I am going to bring a fold-up inflatable boat to Portugal and maybe an outboard motor too (if I can't buy one here). I have yet to get a quote for man & van to bring it from the UK. It's similar to a large tent (in a bag measuring 42" x 24" x 14", with 2 lightweight oars and a pair of small wheels). Can anyone recommend a reasonably priced vanman/lady?

Can anyone recommend a place in the Algarve (or just over the border in Spain) to buy either a new or second-hand outboard?

I was informed by the marine police in Tavira that if a boat is no longer than 5 metres and the outboard is no larger than 6hp and I also confine its' use to river, then I shouldn't have to take any exams /tests. I assume I have to go along to them again to register this boat when I get it here, and show a purchase receipt to prove ownership. Does anyone know what are the cost implications? Will they give me a number to stencil on the boat? Sorry if some of these questions are pretty lame.

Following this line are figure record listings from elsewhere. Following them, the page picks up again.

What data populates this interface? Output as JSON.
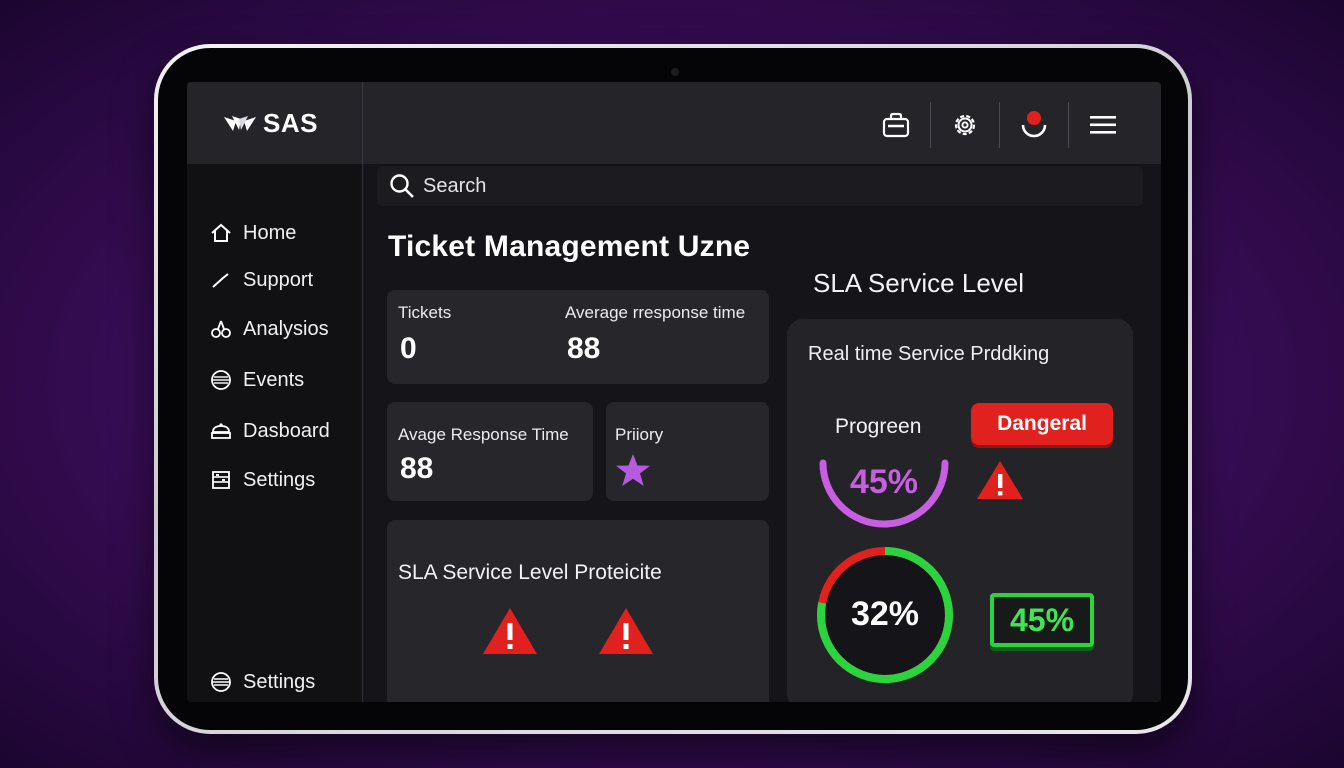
{
  "brand": {
    "name": "SAS"
  },
  "topbar": {
    "icons": [
      "briefcase-icon",
      "gear-icon",
      "user-alert-icon",
      "hamburger-menu-icon"
    ],
    "notification_color": "#e0211e"
  },
  "search": {
    "label": "Search"
  },
  "sidebar": {
    "items": [
      {
        "label": "Home",
        "icon": "home-icon"
      },
      {
        "label": "Support",
        "icon": "support-icon"
      },
      {
        "label": "Analysios",
        "icon": "analytics-icon"
      },
      {
        "label": "Events",
        "icon": "events-icon"
      },
      {
        "label": "Dasboard",
        "icon": "dashboard-icon"
      },
      {
        "label": "Settings",
        "icon": "settings-icon"
      }
    ],
    "bottom_item": {
      "label": "Settings",
      "icon": "settings-icon"
    }
  },
  "main": {
    "title": "Ticket Management Uzne",
    "stats_card": {
      "tickets_label": "Tickets",
      "tickets_value": "0",
      "avg_label": "Average rresponse time",
      "avg_value": "88"
    },
    "response_card": {
      "label": "Avage Response Time",
      "value": "88"
    },
    "priority_card": {
      "label": "Priiory",
      "icon": "star-icon"
    },
    "sla_card": {
      "label": "SLA Service Level Proteicite",
      "icons": [
        "warning-icon",
        "warning-icon"
      ]
    }
  },
  "sla_panel": {
    "heading": "SLA Service Level",
    "title": "Real time Service Prddking",
    "progress_label": "Progreen",
    "danger_label": "Dangeral",
    "arc": {
      "value_text": "45%",
      "value": 45,
      "color": "#c75fe0"
    },
    "donut": {
      "value_text": "32%",
      "value": 32,
      "red_color": "#e0211e",
      "green_color": "#2bd43f"
    },
    "green_badge": "45%"
  }
}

Thanks in anticipation for any help with the above.


----------



## travelling-man (Jun 17, 2011)

Registration cost is minimal but I can't remember how much & yes they do give you a registration number......... However, check the paperwork carefully because the idiots managed to register my 3.8 metre boat as a 38m fishing boat licenced for trawls, longlines, traps & pots etc.


----------



## baldilocks (Mar 7, 2010)

travelling-man said:


> Registration cost is minimal but I can't remember how much & yes they do give you a registration number......... However, check the paperwork carefully because the idiots managed to register my 3.8 metre boat as *a 38m fishing boat licenced for trawls, longlines, traps & pots etc.*


When are you going out next? I wouldn't mind some nice haddock and if you could also smoke it (without that lurid yellow dye) so much the better.


----------



## travelling-man (Jun 17, 2011)

baldilocks said:


> When are you going out next? I wouldn't mind some nice haddock and if you could also smoke it (without that lurid yellow dye) so much the better.


Sold or should that be soled the boat lol but happy to smoke anything you like anytime you like........ I still have the smoker.


----------



## baldilocks (Mar 7, 2010)

travelling-man said:


> * but happy to smoke anything you like anytime you like*........ I still have the smoker.


That could be misinterpreted!


----------



## travelling-man (Jun 17, 2011)

baldilocks said:


> That could be misinterpreted!


Oooops! lol!


----------